Emily begins by discussing her attendance at the American Society for Preventive Cardiology meeting in Boston the previous weekend, where Dr. Christos Montzoros presented a talk proposing that the liver's role in cardiovascular diseases is "equally critical" compared to the kidney and other multi-metabolic co-morbidities. Dr. Montzoros closed his talk by stating that the CKM syndrome description should be changed to CKLM to reflect the importance of the liver, and that the CKLM patient scoring and criteria should reflect this as well.

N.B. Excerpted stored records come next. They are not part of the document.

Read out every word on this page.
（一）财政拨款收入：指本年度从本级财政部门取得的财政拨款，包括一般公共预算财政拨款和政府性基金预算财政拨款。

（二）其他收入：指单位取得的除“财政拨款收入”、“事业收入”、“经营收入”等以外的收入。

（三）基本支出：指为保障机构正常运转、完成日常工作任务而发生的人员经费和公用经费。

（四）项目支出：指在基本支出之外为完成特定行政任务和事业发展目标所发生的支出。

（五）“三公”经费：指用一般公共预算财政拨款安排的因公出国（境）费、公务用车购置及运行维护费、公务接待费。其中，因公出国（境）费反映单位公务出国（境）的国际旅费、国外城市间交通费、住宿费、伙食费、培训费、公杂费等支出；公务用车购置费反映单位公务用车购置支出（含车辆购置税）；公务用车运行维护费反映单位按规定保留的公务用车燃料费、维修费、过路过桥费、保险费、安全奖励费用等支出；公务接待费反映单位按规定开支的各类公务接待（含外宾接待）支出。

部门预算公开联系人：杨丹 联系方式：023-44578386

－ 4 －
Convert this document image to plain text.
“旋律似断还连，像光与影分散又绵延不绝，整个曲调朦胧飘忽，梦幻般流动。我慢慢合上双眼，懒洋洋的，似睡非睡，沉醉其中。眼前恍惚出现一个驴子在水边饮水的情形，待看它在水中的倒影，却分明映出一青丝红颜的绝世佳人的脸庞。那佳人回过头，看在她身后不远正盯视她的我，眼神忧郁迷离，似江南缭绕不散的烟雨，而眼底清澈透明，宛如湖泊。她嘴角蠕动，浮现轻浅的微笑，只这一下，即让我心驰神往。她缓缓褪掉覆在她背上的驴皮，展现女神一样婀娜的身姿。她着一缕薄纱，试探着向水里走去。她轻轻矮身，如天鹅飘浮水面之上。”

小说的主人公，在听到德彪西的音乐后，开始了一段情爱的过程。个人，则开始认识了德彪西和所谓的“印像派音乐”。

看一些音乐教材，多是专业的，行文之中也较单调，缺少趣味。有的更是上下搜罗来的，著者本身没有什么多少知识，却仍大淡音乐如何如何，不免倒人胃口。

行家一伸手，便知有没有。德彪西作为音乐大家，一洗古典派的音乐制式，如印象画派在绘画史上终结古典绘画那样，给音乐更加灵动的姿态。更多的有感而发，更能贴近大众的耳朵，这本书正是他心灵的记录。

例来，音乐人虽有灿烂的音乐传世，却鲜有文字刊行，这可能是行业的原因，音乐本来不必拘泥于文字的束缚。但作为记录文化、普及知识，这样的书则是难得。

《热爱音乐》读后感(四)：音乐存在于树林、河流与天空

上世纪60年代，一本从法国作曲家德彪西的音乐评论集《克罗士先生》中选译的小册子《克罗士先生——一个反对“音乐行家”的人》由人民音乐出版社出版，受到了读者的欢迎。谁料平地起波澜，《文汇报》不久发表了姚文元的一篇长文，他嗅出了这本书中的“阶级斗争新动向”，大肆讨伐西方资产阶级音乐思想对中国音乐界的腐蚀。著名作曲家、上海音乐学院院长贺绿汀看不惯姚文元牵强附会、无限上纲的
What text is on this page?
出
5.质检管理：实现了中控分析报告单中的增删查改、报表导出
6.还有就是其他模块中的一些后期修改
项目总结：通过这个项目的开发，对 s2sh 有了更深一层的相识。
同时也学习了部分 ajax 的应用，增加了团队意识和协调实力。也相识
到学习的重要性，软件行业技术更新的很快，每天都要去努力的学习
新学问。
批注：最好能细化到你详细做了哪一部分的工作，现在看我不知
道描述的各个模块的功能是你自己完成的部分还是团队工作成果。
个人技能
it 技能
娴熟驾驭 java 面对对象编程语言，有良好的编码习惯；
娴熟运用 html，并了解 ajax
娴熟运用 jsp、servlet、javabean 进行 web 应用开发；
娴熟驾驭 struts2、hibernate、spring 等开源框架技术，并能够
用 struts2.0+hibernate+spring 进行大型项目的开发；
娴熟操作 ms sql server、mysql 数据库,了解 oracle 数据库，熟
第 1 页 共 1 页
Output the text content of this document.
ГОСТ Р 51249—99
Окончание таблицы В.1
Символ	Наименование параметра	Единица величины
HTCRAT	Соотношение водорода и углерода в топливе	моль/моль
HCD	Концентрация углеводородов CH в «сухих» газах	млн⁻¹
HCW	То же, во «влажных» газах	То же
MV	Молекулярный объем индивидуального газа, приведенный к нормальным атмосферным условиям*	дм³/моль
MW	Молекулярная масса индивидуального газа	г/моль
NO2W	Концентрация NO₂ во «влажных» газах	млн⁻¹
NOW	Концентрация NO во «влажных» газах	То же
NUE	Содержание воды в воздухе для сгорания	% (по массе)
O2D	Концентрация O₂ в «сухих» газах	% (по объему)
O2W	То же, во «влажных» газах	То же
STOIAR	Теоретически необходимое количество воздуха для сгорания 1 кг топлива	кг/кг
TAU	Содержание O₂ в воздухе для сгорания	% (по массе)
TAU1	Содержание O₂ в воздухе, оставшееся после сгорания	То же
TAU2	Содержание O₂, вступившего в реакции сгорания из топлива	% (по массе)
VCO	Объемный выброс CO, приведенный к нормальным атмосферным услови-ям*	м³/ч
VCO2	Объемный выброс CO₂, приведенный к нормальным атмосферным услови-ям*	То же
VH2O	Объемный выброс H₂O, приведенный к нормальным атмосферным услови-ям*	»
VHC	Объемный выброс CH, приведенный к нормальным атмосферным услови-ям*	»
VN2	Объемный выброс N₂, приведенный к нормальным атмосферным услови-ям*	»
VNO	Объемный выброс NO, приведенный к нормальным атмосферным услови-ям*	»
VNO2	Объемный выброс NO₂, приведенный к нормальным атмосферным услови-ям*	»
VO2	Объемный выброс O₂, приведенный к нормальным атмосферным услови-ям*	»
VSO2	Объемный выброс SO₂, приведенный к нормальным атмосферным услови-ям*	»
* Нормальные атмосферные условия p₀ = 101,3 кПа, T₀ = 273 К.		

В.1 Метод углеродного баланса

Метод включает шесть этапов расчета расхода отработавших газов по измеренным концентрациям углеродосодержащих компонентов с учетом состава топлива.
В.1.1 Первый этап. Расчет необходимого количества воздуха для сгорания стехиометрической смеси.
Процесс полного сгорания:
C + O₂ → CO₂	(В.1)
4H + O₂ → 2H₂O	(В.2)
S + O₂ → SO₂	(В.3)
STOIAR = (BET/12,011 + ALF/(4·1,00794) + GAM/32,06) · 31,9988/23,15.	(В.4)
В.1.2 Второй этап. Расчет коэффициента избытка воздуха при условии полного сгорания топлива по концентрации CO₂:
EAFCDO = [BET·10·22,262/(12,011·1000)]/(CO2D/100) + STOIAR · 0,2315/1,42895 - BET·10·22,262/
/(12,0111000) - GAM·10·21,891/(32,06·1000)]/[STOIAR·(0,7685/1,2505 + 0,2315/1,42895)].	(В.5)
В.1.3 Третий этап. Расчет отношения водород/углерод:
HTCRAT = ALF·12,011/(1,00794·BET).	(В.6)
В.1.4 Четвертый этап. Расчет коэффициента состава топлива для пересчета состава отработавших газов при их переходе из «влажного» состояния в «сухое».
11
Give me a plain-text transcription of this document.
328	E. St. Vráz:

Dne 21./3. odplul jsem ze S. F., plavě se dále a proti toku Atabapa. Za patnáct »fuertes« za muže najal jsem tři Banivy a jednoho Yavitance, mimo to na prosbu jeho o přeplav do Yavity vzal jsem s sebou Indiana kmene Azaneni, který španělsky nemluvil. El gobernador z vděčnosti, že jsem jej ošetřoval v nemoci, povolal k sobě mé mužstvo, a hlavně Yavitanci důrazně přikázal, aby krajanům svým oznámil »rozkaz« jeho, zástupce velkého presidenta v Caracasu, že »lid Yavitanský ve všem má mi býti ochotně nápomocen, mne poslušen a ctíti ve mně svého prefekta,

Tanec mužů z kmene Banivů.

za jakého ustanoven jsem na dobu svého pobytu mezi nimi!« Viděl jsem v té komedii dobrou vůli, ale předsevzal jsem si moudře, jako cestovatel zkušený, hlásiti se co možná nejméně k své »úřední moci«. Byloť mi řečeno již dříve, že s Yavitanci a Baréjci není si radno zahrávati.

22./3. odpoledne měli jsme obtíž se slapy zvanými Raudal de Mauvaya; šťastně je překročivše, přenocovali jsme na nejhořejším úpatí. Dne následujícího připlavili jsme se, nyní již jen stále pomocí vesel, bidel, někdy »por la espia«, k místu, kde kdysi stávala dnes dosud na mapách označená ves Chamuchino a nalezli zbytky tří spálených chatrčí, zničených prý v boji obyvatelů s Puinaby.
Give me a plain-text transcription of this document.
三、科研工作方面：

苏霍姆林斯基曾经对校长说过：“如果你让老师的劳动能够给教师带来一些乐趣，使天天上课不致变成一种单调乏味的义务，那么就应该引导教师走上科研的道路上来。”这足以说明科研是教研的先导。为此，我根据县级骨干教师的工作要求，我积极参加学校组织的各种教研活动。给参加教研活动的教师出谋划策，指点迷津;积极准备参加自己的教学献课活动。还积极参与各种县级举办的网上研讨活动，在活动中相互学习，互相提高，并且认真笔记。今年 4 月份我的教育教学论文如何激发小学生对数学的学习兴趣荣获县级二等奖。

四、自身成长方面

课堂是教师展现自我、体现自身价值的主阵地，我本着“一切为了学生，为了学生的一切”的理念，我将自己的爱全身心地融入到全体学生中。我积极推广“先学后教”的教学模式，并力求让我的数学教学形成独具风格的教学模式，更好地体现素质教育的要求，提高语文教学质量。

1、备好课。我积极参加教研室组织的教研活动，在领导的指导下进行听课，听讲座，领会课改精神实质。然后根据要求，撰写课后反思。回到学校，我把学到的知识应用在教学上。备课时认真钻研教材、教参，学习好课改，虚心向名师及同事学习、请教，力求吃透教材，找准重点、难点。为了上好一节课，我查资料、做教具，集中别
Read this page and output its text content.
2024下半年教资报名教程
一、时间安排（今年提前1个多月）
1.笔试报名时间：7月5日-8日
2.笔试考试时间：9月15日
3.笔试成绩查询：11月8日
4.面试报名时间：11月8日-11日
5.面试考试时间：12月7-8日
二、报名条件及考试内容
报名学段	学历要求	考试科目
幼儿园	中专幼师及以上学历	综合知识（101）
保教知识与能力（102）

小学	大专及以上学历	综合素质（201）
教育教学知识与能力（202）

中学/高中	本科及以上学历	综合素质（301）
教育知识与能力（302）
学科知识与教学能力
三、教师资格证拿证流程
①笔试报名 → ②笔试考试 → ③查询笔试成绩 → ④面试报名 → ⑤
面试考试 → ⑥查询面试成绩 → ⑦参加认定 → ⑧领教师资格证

Next, Emily describes the 0-to-4 scoring system that the CKM initiative has chosen to use and the recommendations that accompany the scoring system itself. The system does not neatly overlay the 4-point fibrosis scoring system or the NAS score, but Emily describes how these might be incorporated into the CKM score. 

The conversation shifts to focus on patient management. Since the original CKM paper was published in 2023, resmetirom had not yet been approved and the paper itself focused more on screening than on treatment. To Emily, adding the "L" to CKM would entail adding resmetirom to treatment protocols as appropriate, and also considering drug combinations that addressed liver disease. Louise takes this issue from the other side, suggesting that every time a provider prescribes a drug to a CKM patient, the potential for negative liver effects should be part of the selection process. Emily and Louise agree that providers and patients should take a holistic approach to therapy for these patients. One benefit: even if a patient has multiple organs affected by multi-metabolic challenges, the provider can educate the patient that there is a single target disease to treat instead of multiple different diseases. As Roger notes, treating 4-5 discrete diseases simultaneously sounds overwhelming, while treating one overarching disease sounds far more manageable.

The conversation ends with a focus on whether we are correctly identifying high-risk cardiovascular patients in the current environment, and how this more holistic focus might improve patient screening and identification.